Interview questions [4]
Question 1
The "debugging" interview was a Caesar cipher puzzle. Each character was shifted by some +/− offset, but the code was badly written: heavy ASCII character mapping, non-descriptive variable names, and messy logic. It felt like a trick puzzle, not real debugging work you’d do in a senior role.
The first algorithm interview was about removing fields or detecting changes in object fields. There were three questions that could basically be solved by tweaking the first solution, but they wanted me to reimplement it each time instead of reusing or adjusting what I had already written. Basically, we were counting how many changes exist between two objects recursively.

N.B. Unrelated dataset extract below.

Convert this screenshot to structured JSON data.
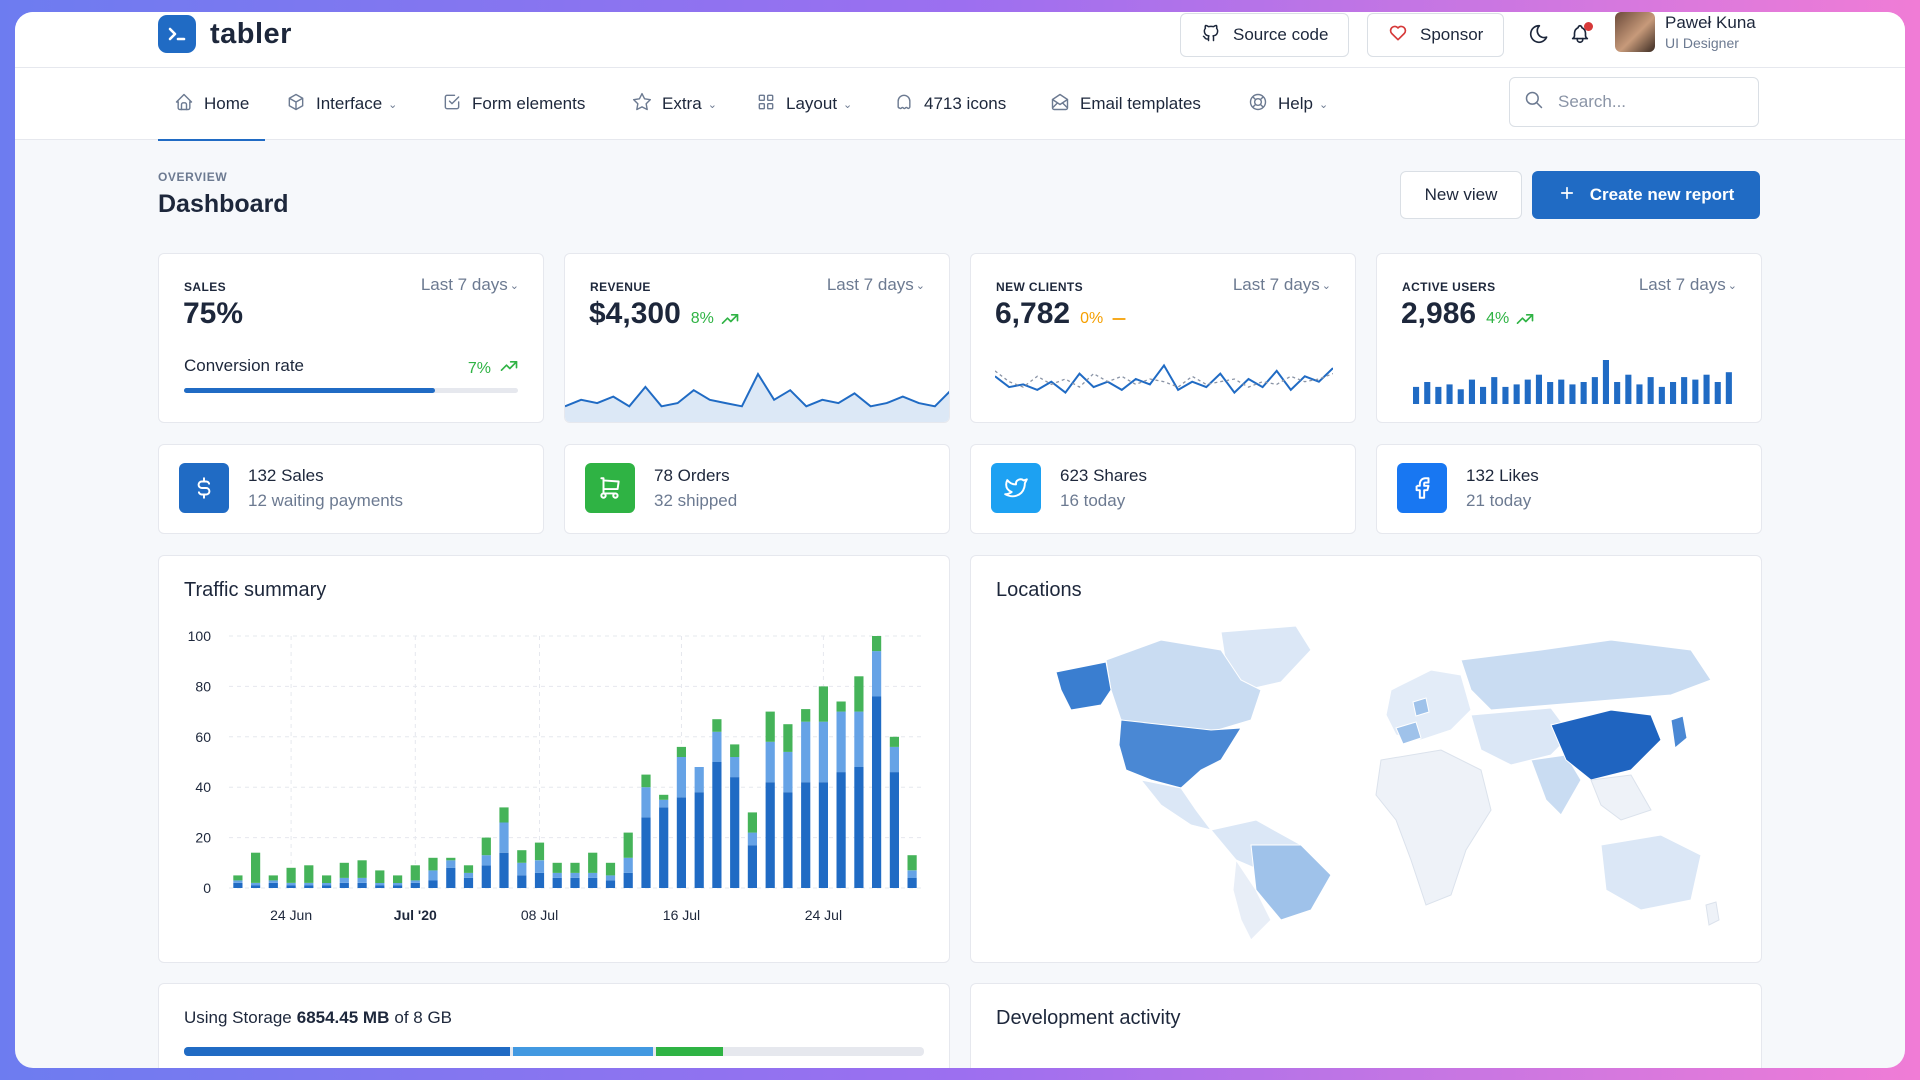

System design interview for google search, you have a list of 1 million keywords and you have to create a web scraper to search each keyword on google every day.
I interviewed at Braze (São Paulo, São Paulo) in Dec 2025
Interview
Default interview process + debugging round: HR Interview, Coding interview, System design, Debugging interview.
Focusing on the debugging round is essential -> They expect you to be able to identify patterns and fix them on failing tests
I applied online. The process took 3 weeks. I interviewed at Braze (Milpitas, CA) in Sept 2025
Interview
Applied to Braze via Indeed. The recruiter reached out by email to schedule an initial phone call, and their scheduling system made providing availability simple and intuitive. We spoke for about 20–30 minutes; the recruiter was friendly, helpful, and clearly explained the process, emphasizing the importance of preparing for the technical screen.
The technical screen itself went smoothly, and scheduling the virtual on-site interviews was equally seamless.
Although I didn’t prepare as thoroughly as I should have and one of the intensive sessions exposed some major deficiencies on my part, both interviewers were friendly, flexible, and encouraging throughout.
Overall, it was a very positive experience. I appreciated having the chance to meet with real developers rather than relying on online assessments or timed GitHub challenges.